Decoding apparatus comprising a.

The method of claim 11,

When neither the unvoiced sound nor the silence is detected in a superframe composed of a plurality of frames, the encoding mode of all the frames in the superframe is equally selected, and when the unvoiced sound and the silent are detected in the superframe, And a coding mode of each frame in the superframe is individually selected.

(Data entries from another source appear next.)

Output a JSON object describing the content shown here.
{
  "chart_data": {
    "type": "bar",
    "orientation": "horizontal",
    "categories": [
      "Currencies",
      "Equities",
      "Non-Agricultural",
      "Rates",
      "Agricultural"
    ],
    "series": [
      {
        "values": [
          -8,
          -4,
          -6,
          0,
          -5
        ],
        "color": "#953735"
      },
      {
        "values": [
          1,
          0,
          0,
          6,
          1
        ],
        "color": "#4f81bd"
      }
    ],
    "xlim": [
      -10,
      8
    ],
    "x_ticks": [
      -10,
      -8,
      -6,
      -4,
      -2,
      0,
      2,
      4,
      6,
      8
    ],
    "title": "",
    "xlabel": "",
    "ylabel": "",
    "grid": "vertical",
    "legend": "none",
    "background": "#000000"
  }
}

Selecting an encoding mode of a frame included in the input voice signal; And

Encoding a frame in which the encoding mode is selected as an unvoiced mode for an unvoiced sound

Encoding method comprising a.

The method of claim 14,

Selecting the encoding mode,

When unvoiced sound and silence are not detected in a superframe composed of a plurality of frames, a mode of all frames in the superframe is equally selected, and when at least one of the unvoiced sound and the silent sound is detected in the superframe, the superframe An encoding method for individually selecting an encoding mode of each frame in the frame.

The method of claim 15,

The method of claim 16,

And an encoding mode of a frame included in the superframe based on the pre-selected flag and an ACELP core mode, which represents a common encoding mode of all frames in the superframe.

The method of claim 16,

And a coding mode of the frame is determined using an index applied by enumeration with respect to the predetermined flag and a coding mode that can be output for each frame included in the superframe.

The method of claim 14,

The encoding mode includes the silent mode, the silent mode for the silent, and the voiced mode and the TCX mode for voiced sound and background noise,

Encoding a frame in which the encoding mode is selected as the meteor mode;

Encoding a frame in which the encoding mode is selected as the silent mode; And

Encoding a frame in which the encoding mode is selected in the TCX mode

Encoding method further comprising.

The method of claim 14,

Analyzing voice characteristics to search voice activity; And

Steps to Explore Open Loop Pitch

More,

Selecting the mode,

Determining a property of a frame by using the information according to the voice activity and the open loop pitch, and selecting one of a TCX mode, a voiced mode, an unvoiced mode, and a silent mode according to the property. Encoding method.